El problema más profundo es que, en términos de ideas, la gente suele aceptar la existencia de una jerarquía entre superiores e inferiores. No necesariamente están en contra de la opresión en sí, sino que les importa en qué nivel de la cadena de opresión se encuentran. No buscan eliminar la injusticia, sino que desean ser "opresores en un nivel algo más alto", alguien que pueda ejercer presión hacia abajo. Cuando esta mentalidad se combina con emociones, odio o narrativas míticas, el individuo puede convertirse fácilmente en un turba. La turba no es lo mismo que un rebelde; son más bien ejecutores movilizados: ejecutan la voluntad del poder real, creyendo erróneamente que están "defendiendo la justicia".
Las características típicas de este tipo de personalidad incluyen: una obediencia extrema a los fuertes, una severidad absoluta con los débiles; una obsesión con la gloria ficticia y las imaginaciones del pasado; obtener autoestima barata menospreciando a otros y creando enemigos; evitar las verdaderas fuentes de opresión, descargando agresividad solo en objetos seguros.
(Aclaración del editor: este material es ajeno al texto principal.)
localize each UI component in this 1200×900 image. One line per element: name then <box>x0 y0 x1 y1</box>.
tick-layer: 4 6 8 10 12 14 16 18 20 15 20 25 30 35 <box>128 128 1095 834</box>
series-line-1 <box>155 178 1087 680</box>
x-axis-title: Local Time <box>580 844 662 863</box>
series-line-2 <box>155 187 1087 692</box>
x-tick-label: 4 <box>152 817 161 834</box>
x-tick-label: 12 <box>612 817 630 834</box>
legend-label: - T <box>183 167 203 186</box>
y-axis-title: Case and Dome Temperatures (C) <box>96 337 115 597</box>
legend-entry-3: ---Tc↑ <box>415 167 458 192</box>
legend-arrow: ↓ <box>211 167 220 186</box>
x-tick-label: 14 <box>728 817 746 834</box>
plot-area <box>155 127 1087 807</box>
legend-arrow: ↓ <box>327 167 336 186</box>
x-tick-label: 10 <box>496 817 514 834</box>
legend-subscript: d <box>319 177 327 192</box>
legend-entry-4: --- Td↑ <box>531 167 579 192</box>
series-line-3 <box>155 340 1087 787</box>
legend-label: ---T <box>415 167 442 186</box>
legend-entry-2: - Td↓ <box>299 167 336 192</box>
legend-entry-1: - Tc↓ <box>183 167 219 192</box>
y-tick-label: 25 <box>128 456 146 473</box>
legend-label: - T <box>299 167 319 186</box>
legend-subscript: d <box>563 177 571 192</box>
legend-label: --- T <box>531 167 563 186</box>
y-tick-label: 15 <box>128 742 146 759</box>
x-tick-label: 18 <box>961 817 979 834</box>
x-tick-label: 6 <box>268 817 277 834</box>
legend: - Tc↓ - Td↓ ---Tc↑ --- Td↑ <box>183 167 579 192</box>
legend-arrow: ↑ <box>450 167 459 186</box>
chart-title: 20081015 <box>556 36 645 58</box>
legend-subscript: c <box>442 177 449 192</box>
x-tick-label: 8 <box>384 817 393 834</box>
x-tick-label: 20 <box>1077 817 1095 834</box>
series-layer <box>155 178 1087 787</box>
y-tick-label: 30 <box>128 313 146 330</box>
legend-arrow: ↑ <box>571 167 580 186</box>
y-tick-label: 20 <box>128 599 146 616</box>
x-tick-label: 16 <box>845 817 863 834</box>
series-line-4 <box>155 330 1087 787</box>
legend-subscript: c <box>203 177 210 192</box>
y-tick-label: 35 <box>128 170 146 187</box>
Lo que realmente inquieta en una sociedad no es la existencia de fracasados, sino la gran cantidad de personas que carecen de autoconciencia y límites morales. Su estrategia de supervivencia más hábil es externalizar todos los problemas a "otros": no es mi responsabilidad, es culpa de tal o cual.
Y precisamente por eso, incluso en tiempos de cambio constante, volverán a aparecer la reverencia ante el poder, la romanticización de las formas de dominación y la obsesión con la sangre y la identidad. Estos fenómenos no son simplemente nostalgia, sino un retorno natural tras una larga ausencia de subjetividad. El problema nunca ha sido solo el legado del pasado, sino si en el presente hay alguien dispuesto a asumir realmente el riesgo de "juzgar, rechazar y responsabilizarse" como un ser humano.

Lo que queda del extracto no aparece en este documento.